I would venture with my grandmother as she would cut grass around the headstones, replace the flowers, and wipe down the stones if they were rather dirty.
She was one of the only people who cared enough to venture to the family cemetery to care for those long gone. It wasn't a place one could easily visit...if you didn't own a truck you were pretty much out of luck.
Since it was difficult to get to this area my grandmother decided she wouldn't be buried on the "homeplace" but rather would be buried in the Elgood cemetery. "The grave site will be better cared for," she would inform us. I suppose she was driving home the fact that she felt that caring for the stones and sites was of great importance to her.
This job has been overtaken by my mother who I must say does a great job. She takes great care in replacing the flowers with ones that are seasonally appropriate and caring for the overall appearance of the graves. This task while meaningful is full of emotion, it is a reminder that those we love are no longer with us.
Being that I am now a WV resident (oh Lord, did I just type that???) the caring of grave sites has re-entered my life.
I must admit I did not wish to go, didn't feel the need to make the drive, didn't want to face the graves. "That's why I'm being cremated," I protested to no one in particular.
I suppose the main reason I didn't wish to return was because I didn't want to face the fact that life goes on without those we have lost. I didn't want to face telling my daughters that this is where my great grand-grandparents were buried, or that my grandmother and grandfather are buried. I didn't want to explain that yes my grandparents were Nana's mom and dad. I didn't want to face the fact that my children will never know them.

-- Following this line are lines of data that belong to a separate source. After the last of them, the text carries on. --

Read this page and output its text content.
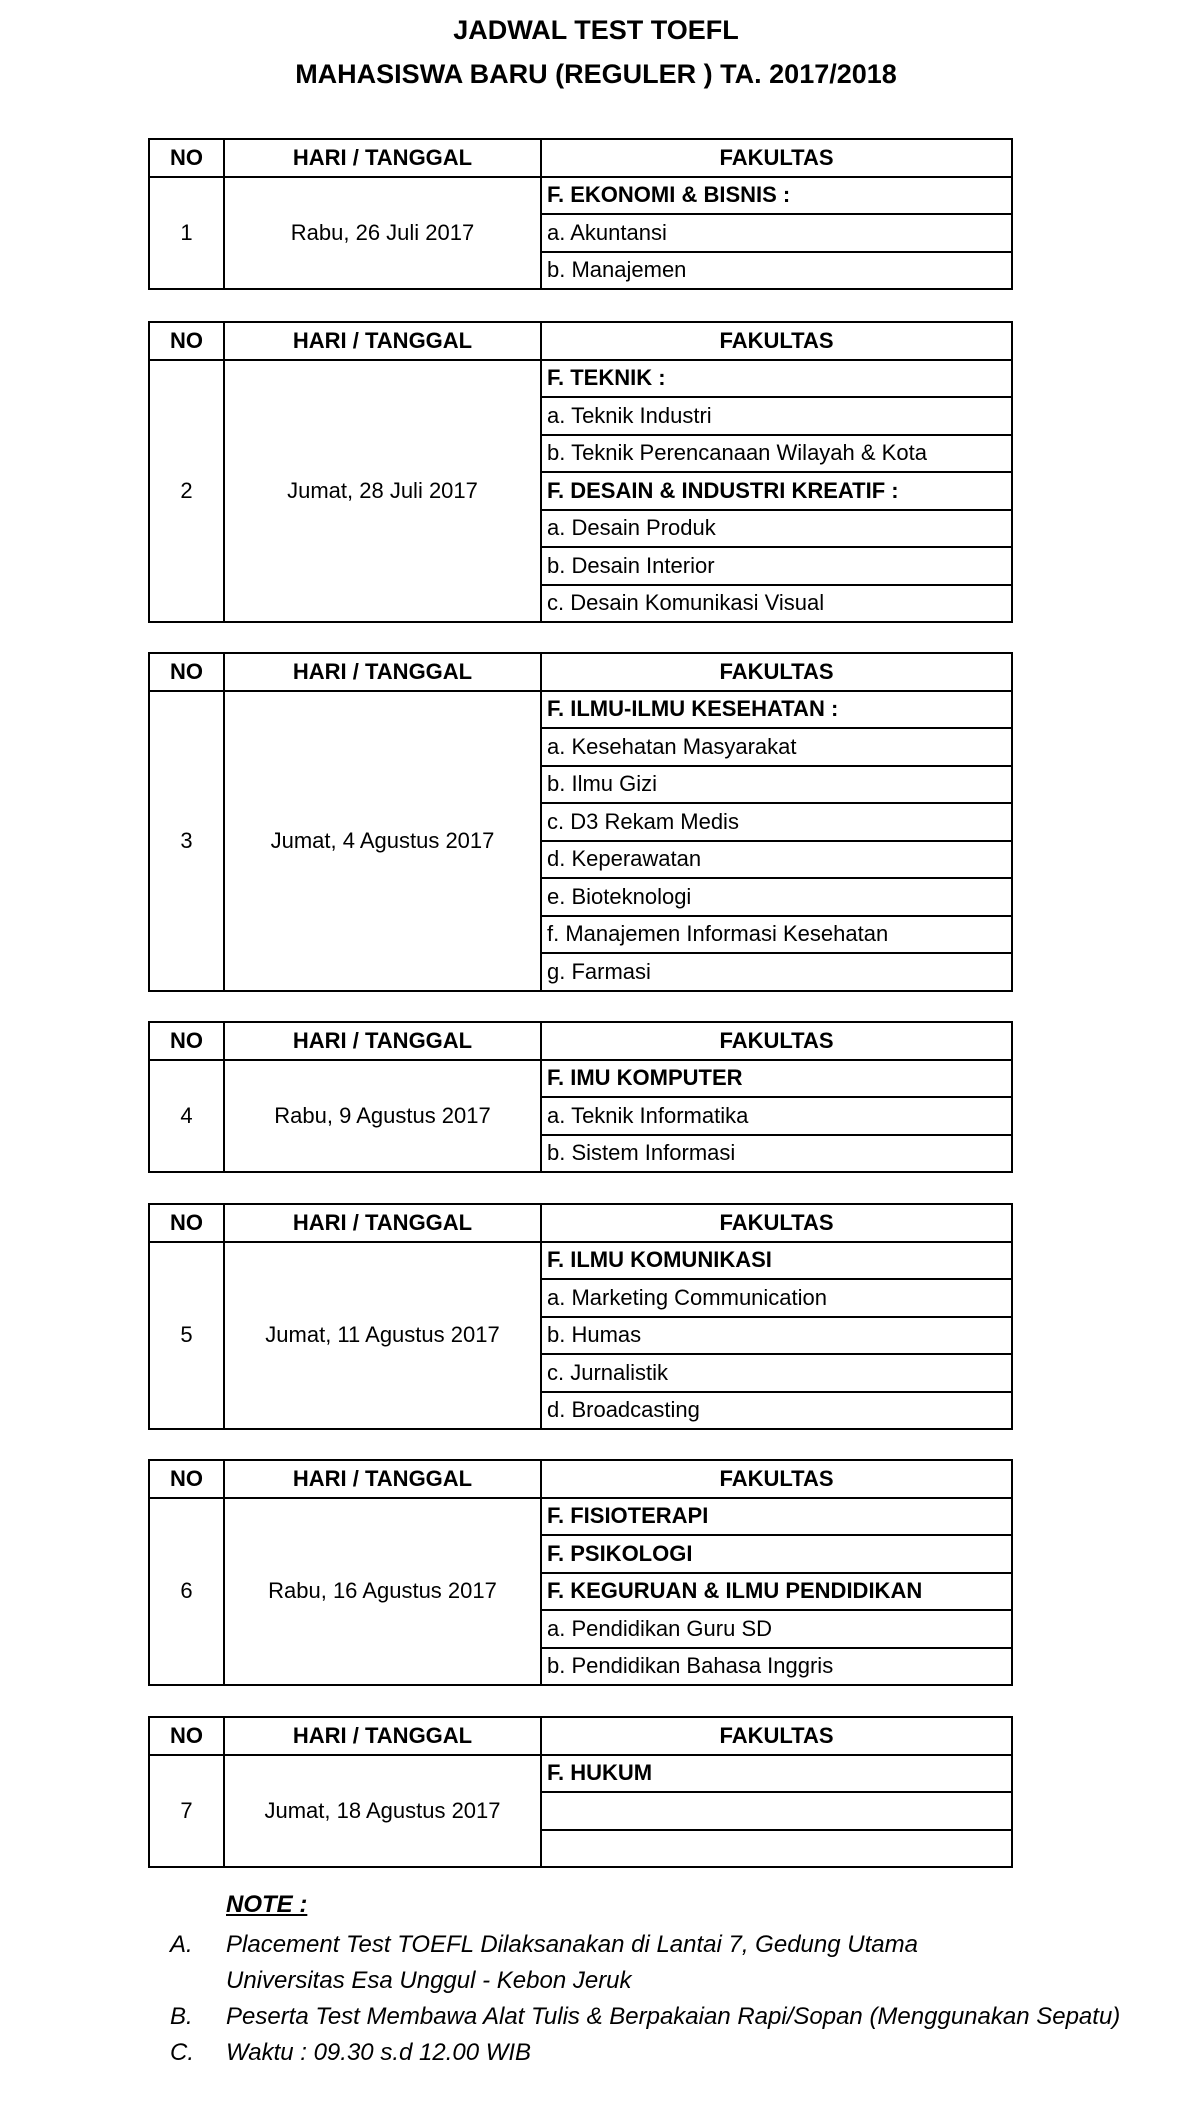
JADWAL TEST TOEFL
MAHASISWA BARU (REGULER ) TA. 2017/2018
NO	HARI / TANGGAL	FAKULTAS
1	Rabu, 26 Juli 2017	F. EKONOMI & BISNIS :
		a. Akuntansi
		b. Manajemen
NO	HARI / TANGGAL	FAKULTAS
2	Jumat, 28 Juli 2017	F. TEKNIK :
		a. Teknik Industri
		b. Teknik Perencanaan Wilayah & Kota
		F. DESAIN & INDUSTRI KREATIF :
		a. Desain Produk
		b. Desain Interior
		c. Desain Komunikasi Visual
NO	HARI / TANGGAL	FAKULTAS
3	Jumat, 4 Agustus 2017	F. ILMU-ILMU KESEHATAN :
		a. Kesehatan Masyarakat
		b. Ilmu Gizi
		c. D3 Rekam Medis
		d. Keperawatan
		e. Bioteknologi
		f. Manajemen Informasi Kesehatan
		g. Farmasi
NO	HARI / TANGGAL	FAKULTAS
4	Rabu, 9 Agustus 2017	F. IMU KOMPUTER
		a. Teknik Informatika
		b. Sistem Informasi
NO	HARI / TANGGAL	FAKULTAS
5	Jumat, 11 Agustus 2017	F. ILMU KOMUNIKASI
		a. Marketing Communication
		b. Humas
		c. Jurnalistik
		d. Broadcasting
NO	HARI / TANGGAL	FAKULTAS
6	Rabu, 16 Agustus 2017	F. FISIOTERAPI
		F. PSIKOLOGI
		F. KEGURUAN & ILMU PENDIDIKAN
		a. Pendidikan Guru SD
		b. Pendidikan Bahasa Inggris
NO	HARI / TANGGAL	FAKULTAS
7	Jumat, 18 Agustus 2017	F. HUKUM

NOTE :
A. Placement Test TOEFL Dilaksanakan di Lantai 7, Gedung Utama
Universitas Esa Unggul - Kebon Jeruk
B. Peserta Test Membawa Alat Tulis & Berpakaian Rapi/Sopan (Menggunakan Sepatu)
C. Waktu : 09.30 s.d 12.00 WIB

However, I went...I faced the reality. I answered the hundred questions the girls asked. I tried to keep emotion out of it. I tried to be purposeful in my movements and thoughts. Then, my son wanting to explore used my grandparents headstone to stand...smiled largely and laid his head upon the stone. I fought back tears and tried to soak up the sweetness of the moment, fighting the sadness I began to feel.
My son later attempted to sharpen his teeth upon my great grandparents stone while his sisters continued to pelt me with never ending questions about death, dying, and cemeteries. It was a mixture of humor, sadness, and purpose.
It was a reminder that I have indeed "come home" even if my heart still sings to the ocean. It was a reminder of the wonderful memories I have of my childhood...memories full of family, fresh cut grass, laughter, and the thought that it is within the small moments that we find ourselves.
Welcome home Tiffany...welcome home.